Марк не стал тратить время. Он оглянулся на дорогу, убедился, что никого нет поблизости, и сразу двинулся вниз, к зарослям. Его шаги стали стремительными, и он не обращал внимания на ветки, что хлестали его по лицу, оставляя царапины на руках и одежде. Ветер свистел в ушах, и каждое движение было наполнено решимостью. Он не чувствовал боли — ему было важно только одно: добраться до воды, к своему спасению.

Водитель наконец-таки выбрался из машины, но только для того, чтобы посмотреть на странное поведение Марка. Он стоял, ошарашенно наблюдая за тем, как тот исчезает в зелени, а на его лице читалось недоумение. Он покачал головой, чувствуя, как его уверенность в здравом смысле рассыпается. Это было что-то большее, чем просто безумие, и водителю стало ясно, что Марк, возможно, действительно сошёл с ума.

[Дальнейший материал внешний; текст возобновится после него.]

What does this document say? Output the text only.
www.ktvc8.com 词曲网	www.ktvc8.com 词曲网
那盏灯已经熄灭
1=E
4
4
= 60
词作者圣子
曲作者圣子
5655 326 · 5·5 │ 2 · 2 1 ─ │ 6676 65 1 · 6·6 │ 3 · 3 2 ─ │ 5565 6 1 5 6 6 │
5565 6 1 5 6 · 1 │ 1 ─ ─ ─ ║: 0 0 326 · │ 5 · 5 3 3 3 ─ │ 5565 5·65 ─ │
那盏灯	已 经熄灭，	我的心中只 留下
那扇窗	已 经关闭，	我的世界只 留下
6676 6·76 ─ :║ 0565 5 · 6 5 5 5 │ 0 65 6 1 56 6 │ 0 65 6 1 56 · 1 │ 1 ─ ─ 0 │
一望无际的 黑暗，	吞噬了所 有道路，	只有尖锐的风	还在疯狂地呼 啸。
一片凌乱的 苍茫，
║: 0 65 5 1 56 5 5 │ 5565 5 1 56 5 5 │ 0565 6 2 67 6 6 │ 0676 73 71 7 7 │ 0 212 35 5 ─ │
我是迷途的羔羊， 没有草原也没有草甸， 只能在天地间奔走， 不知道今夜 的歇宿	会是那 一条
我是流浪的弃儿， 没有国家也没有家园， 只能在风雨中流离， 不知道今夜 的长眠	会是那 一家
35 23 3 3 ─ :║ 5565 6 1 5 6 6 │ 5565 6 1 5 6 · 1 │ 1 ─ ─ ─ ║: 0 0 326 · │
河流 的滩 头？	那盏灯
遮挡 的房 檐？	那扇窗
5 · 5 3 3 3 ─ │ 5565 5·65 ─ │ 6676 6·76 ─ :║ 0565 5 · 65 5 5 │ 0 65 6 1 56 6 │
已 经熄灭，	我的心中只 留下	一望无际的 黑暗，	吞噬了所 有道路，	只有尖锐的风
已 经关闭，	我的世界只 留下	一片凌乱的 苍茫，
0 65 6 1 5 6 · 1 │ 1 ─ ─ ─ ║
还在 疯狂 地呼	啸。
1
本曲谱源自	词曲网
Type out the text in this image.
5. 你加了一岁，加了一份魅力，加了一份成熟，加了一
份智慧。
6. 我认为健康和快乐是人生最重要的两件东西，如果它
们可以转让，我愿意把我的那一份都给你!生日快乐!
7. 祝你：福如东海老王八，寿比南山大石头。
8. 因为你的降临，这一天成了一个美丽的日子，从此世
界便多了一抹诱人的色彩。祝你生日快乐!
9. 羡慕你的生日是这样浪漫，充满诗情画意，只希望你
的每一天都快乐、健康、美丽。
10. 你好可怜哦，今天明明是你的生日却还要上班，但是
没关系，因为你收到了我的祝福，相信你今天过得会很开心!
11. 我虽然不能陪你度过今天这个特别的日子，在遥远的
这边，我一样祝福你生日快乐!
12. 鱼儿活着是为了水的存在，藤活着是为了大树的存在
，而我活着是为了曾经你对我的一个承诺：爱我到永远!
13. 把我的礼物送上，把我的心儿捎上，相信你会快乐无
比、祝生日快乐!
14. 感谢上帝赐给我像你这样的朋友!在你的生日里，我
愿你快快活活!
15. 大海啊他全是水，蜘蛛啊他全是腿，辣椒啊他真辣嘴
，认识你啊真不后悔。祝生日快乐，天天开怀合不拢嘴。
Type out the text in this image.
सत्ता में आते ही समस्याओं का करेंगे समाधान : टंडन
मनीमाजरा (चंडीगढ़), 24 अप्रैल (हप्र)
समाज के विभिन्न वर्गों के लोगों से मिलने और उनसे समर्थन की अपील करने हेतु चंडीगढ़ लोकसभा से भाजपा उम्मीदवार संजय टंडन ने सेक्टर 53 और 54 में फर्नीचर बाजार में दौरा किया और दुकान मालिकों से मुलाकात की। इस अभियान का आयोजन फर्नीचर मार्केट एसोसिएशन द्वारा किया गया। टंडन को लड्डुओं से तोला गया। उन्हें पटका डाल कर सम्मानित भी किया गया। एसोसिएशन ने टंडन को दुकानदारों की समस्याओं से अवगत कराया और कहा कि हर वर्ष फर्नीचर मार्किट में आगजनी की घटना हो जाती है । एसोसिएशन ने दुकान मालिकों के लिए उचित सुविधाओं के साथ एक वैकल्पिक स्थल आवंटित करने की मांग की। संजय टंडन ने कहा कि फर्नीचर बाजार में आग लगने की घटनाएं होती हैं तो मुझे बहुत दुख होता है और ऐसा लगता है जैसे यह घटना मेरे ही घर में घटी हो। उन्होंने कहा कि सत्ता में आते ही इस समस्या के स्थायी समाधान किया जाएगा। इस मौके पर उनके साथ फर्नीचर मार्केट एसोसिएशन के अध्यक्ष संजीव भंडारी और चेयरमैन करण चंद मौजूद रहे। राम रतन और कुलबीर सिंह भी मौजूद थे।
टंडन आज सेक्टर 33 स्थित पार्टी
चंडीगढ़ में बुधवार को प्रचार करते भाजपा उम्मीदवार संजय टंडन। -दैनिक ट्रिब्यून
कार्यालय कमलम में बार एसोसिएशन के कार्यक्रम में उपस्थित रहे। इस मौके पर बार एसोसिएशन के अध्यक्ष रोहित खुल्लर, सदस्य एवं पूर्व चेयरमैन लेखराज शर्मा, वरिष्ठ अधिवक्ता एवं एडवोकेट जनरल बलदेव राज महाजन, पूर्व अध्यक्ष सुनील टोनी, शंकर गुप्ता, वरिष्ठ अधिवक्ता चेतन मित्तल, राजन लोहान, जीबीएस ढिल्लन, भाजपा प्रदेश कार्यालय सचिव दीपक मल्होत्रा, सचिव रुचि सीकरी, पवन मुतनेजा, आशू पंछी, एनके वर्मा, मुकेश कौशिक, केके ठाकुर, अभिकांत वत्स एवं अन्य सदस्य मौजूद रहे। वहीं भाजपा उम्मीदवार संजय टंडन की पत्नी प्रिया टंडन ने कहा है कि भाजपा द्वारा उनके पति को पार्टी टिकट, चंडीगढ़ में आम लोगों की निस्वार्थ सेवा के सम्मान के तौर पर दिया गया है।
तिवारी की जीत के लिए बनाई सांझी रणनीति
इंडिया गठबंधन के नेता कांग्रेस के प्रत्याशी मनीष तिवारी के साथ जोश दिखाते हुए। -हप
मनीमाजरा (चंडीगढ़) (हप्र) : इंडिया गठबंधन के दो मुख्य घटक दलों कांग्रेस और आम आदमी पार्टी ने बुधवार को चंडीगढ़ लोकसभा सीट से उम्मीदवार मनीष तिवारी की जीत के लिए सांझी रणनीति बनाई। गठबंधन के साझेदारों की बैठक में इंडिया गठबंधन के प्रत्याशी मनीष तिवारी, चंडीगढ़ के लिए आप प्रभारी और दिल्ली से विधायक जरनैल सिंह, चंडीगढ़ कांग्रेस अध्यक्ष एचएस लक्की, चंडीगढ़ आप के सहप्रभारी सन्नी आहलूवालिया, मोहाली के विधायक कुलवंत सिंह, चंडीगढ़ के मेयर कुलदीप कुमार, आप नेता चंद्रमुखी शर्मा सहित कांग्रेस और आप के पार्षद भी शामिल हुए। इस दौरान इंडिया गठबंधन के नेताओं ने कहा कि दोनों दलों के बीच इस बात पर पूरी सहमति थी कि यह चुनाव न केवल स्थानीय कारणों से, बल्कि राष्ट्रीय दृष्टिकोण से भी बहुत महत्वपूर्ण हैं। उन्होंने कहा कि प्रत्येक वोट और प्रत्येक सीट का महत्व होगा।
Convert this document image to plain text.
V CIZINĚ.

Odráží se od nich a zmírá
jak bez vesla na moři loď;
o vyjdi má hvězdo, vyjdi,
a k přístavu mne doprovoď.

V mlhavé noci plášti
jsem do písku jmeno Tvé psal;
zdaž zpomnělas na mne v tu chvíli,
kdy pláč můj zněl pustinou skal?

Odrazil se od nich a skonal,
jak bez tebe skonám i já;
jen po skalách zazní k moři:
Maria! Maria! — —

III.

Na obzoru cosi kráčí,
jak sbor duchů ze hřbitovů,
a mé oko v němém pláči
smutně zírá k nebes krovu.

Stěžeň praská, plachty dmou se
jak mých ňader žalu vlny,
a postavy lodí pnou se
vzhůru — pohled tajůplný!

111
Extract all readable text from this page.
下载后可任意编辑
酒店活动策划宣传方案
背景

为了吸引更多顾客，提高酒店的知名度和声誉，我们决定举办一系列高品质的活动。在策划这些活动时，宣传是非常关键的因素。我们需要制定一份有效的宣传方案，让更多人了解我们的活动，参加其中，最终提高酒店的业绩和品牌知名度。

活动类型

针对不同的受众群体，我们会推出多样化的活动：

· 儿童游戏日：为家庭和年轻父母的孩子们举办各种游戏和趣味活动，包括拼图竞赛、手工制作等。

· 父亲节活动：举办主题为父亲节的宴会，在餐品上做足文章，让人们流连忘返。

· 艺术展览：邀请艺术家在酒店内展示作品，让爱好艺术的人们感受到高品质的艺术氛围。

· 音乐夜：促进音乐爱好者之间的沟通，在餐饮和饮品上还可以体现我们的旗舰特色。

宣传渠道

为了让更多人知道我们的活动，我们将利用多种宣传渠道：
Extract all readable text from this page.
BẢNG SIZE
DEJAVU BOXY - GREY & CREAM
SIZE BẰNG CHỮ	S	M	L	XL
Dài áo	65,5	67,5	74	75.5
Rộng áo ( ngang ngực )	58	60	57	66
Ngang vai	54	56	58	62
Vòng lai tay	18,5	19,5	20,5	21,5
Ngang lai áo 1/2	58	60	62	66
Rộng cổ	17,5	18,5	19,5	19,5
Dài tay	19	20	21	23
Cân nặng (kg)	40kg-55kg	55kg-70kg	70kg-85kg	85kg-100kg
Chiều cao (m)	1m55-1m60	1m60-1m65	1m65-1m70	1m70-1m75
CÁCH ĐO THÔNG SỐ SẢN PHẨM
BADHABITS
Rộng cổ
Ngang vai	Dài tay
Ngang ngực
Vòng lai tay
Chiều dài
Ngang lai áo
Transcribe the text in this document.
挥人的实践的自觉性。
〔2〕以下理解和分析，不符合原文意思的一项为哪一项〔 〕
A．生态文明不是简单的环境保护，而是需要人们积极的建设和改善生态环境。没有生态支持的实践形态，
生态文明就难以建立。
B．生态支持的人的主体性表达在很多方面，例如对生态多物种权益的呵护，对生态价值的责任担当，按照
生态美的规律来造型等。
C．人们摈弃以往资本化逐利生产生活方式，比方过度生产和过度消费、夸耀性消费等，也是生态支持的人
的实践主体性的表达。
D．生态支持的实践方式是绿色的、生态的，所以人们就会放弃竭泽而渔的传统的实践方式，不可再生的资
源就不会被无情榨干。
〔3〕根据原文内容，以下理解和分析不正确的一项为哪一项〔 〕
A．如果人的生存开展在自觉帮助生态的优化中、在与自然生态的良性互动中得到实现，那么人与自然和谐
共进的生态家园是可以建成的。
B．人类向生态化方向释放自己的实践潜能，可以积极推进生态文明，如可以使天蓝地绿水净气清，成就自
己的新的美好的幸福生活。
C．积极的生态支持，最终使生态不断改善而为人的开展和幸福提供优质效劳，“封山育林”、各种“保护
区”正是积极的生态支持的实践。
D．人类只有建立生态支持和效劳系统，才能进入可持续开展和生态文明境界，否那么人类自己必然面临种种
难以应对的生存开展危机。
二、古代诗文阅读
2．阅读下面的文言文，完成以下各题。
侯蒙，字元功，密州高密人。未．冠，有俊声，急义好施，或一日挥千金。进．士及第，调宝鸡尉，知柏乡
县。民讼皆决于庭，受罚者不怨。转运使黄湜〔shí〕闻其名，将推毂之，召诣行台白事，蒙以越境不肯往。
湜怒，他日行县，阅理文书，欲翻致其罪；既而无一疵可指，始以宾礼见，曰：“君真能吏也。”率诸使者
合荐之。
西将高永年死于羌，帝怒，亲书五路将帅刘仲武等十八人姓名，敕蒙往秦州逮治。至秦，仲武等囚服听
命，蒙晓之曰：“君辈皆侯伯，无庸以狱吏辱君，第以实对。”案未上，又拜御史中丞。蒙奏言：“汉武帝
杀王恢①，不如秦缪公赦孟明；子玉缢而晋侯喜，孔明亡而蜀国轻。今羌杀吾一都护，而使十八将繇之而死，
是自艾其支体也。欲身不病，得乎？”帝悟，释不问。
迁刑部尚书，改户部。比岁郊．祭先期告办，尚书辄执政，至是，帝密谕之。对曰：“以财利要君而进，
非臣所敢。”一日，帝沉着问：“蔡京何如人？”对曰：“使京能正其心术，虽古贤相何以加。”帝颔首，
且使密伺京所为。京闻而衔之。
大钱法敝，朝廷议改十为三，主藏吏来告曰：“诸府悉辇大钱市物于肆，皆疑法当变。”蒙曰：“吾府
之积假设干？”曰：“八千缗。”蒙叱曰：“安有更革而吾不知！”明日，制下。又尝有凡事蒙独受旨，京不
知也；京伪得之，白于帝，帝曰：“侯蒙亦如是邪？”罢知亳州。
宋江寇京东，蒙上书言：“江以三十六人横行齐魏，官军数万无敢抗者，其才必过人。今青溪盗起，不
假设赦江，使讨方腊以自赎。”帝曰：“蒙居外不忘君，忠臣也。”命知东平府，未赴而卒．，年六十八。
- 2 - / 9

Он снова вернулся в машину, но на этот раз не стал сразу трогаться с места. Он ещё некоторое время сидел в тишине, ожидая, что произойдёт дальше.

Марк спустился к реке, каждый шаг был уверенным и быстрым, несмотря на шипящие ветки и колючие заросли. Почти ничего не замечая вокруг, он направился к месту, где несколько дней назад, в спешке и волнении, оставил свою лодку. Заросли, которые когда-то казались ему препятствием, теперь стали единственным путём, ведущим к спасению.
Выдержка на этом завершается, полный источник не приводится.